Alaska just keeps me going back every year. This year I took my girlfriend with me. When we first got to Anchorage, she was saying things like, "It sure is a long flight" and "Its so far". By the second day she was saying things like,"If we ever come back". By the fourth day, it was "When we come back". Needless to say, by the end of the trip it was, "Next year, we are coming near the end of July and staying longer than 10 days".

I shot these with a Cannon EOS 20D digital SLR. With most of them I used a 75-300mm image stabilized Cannon zoom lens. A couple were shot with an Olympus C7000.


----------



## chicapesca (Jun 7, 2004)

*Beautiful pics Frank*

I like the ones with the fog on the water. What were the guys in the boats fishing for?

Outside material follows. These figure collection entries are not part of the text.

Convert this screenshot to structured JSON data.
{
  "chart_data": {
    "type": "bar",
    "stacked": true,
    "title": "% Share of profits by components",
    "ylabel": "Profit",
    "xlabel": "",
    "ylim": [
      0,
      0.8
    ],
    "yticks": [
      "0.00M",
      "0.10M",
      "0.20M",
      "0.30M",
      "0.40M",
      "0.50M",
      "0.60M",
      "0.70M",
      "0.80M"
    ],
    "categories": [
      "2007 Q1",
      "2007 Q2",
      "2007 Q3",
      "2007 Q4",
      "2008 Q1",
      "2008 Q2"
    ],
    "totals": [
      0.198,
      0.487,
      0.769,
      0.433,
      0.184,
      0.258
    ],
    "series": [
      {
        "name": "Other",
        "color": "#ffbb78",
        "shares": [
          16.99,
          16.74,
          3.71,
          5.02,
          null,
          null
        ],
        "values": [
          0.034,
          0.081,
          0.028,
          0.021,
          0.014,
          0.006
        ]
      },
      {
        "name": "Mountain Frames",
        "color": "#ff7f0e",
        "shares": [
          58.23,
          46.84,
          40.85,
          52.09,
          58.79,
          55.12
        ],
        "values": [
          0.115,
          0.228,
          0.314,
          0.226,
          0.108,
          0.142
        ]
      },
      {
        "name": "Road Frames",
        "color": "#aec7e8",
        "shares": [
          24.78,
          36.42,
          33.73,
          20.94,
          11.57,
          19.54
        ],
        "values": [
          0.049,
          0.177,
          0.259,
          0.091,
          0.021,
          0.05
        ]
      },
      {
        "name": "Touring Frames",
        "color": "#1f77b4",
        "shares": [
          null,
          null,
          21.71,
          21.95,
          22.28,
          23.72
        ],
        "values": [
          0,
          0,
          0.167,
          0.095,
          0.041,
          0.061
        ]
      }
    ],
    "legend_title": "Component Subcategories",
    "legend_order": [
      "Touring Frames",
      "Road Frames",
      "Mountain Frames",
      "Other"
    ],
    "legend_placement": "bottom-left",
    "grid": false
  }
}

It seems like there were a lot of boats out there.


----------



## Frank (Jun 1, 2004)

We were fishing for King Salmon on the Kenai River. The conditions there are usually pretty crowded when the Kings are running. Amazingly though, the guides hold up their big dip nets when a fish is on. Everyone close by reels up and gives them room. It all works because everyone is either drifting down river or using their motor to just hover in one spot. You can hear the cell phones ringing when ever someone hooks a fish and when it gets slow and the fish are in an other part of the river the phones ring and everyone goes to where they are biting. It is fun to do once, but I would rather fish for the kings offshore. The meat is better on a fish from salt water and it is much less crowded.


----------



## GinMan (Jan 29, 2005)

One of these days..........


----------



## Fishaholic (Jan 9, 2005)

Did you go Halibut fishing at all. I went to Alaska about 4 years ago we fished the kenai for kings and Cohos. It was a blast. I personally liked Halibut fishing better. Just the thought of a Monster fish that looks like the granddaddy of all flounder gets me excited.


----------



## Frank (Jun 1, 2004)

You mean like these. I have threatened many a times to ship back a 40-50 lb Halibutt and then put him in an ice chest. Next I would go to Matagorda and anchor near the swing bridge. When ever anyone would go by and ask if I was having any luck, I would lift him out of the ice chest. I can just imagine the look on their faces. A 50 lb Butt is about the size of the three hanging. They were all between 50-55 lbs


----------



## pelican (May 22, 2004)

Nice pics, frank ... Alaska is just too awesome for words.


----------



## Redfishr (Jul 26, 2004)

Nice, I've got to go there.


----------